Nous sommes comme des roses. Répandant le parfum et la beauté que le Créateur nous a donnés, sans avoir à faire rien d’autre que d’être. De laisser la vie être et se déployer à travers nous. Si nous voulons, pour exister, tirer de force le suc de la rose que nous sommes, nous mourons spirituellement : la rose est gratuite, ou elle n’est pas.

Mais nous sommes aussi comme des oiseaux, des instruments de musique. Si nous ne nous servons pas des cordes que Dieu a tendues en nous, et des maisons et des circuits pour le souffle dont il nous a bâtis, nous sommes comme des violons, des tambours et des flûtes laissés dans un coin jusqu’à ce qu’ils rejoignent la terre en pourrissant, sans jamais avoir donné leur chant ni créé de nouvelles harmonies avec les autres.

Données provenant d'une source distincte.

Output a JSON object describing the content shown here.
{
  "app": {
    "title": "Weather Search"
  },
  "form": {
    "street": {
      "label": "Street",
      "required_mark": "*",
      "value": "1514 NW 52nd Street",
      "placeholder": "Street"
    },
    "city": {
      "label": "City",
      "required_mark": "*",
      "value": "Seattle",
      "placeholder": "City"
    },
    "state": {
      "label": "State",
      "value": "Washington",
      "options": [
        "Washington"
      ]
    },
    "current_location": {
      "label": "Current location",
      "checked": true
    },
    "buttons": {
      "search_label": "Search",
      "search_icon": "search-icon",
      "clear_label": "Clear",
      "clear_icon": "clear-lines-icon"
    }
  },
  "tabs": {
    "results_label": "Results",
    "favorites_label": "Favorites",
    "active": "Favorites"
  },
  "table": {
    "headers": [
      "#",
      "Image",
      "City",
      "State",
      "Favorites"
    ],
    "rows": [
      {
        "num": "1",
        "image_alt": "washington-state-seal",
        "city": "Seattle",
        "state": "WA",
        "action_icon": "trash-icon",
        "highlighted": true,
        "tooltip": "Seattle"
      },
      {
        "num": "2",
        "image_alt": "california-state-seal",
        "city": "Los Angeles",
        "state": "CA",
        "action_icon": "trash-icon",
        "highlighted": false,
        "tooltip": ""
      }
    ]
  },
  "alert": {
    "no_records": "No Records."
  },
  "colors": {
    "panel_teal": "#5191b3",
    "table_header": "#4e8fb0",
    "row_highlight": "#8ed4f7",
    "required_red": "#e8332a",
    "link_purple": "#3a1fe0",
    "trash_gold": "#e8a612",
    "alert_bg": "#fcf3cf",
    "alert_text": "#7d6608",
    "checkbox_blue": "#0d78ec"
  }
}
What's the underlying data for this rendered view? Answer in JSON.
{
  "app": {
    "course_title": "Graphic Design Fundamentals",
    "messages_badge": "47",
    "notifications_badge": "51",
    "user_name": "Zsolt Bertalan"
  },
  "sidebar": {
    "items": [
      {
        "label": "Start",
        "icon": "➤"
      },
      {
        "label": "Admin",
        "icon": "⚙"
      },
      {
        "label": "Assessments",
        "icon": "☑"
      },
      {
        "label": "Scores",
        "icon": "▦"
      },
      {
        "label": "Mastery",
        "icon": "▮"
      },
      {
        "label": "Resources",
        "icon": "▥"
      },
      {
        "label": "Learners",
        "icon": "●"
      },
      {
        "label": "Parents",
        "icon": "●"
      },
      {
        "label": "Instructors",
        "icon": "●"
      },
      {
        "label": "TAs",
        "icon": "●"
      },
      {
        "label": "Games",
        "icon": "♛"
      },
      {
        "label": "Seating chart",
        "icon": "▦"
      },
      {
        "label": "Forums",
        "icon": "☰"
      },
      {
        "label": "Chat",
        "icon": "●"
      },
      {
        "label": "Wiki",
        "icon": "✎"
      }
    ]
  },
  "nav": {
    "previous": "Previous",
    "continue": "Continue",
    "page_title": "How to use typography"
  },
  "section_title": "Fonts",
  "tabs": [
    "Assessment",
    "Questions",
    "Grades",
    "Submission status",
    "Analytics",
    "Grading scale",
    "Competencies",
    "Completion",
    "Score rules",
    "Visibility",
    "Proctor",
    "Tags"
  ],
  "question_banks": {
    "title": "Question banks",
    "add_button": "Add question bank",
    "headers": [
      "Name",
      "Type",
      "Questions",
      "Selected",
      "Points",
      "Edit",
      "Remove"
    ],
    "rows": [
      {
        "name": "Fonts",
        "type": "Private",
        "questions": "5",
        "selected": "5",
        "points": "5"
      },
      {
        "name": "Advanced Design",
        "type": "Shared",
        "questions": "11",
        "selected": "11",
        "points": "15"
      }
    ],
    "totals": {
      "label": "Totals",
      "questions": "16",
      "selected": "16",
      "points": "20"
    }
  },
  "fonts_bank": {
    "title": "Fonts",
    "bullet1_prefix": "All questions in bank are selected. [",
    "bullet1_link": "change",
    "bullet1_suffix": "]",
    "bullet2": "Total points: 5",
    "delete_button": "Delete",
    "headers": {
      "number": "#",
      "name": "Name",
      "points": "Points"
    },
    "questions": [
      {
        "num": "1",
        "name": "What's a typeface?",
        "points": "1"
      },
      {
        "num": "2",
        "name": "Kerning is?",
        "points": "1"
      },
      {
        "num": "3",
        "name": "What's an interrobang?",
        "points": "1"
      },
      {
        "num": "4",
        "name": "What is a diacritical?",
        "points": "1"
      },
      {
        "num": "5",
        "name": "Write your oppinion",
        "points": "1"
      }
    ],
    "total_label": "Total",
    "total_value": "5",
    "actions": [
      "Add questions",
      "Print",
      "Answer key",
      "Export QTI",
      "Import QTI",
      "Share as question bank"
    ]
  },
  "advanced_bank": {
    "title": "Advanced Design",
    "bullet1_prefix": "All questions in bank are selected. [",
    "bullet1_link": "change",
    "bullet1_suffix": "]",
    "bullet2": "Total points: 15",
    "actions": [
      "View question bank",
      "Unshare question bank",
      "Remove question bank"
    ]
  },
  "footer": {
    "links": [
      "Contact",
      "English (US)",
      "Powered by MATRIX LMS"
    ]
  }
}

Au Jour dernier, sur la balance, nous seront comptés le poids de la rose que nous fûmes, intacte et lourde d’amour ou bien réduite à rien à force d’en avoir vendu les pétales ; et le poids des nids que nos chants entrecroisés auront suscités, avec leurs couvées. Une rose, un nid, même bien pleins demeurent bien légers… mais c’est précisément de cette plénitude sans pesanteur que le ciel est peuplé.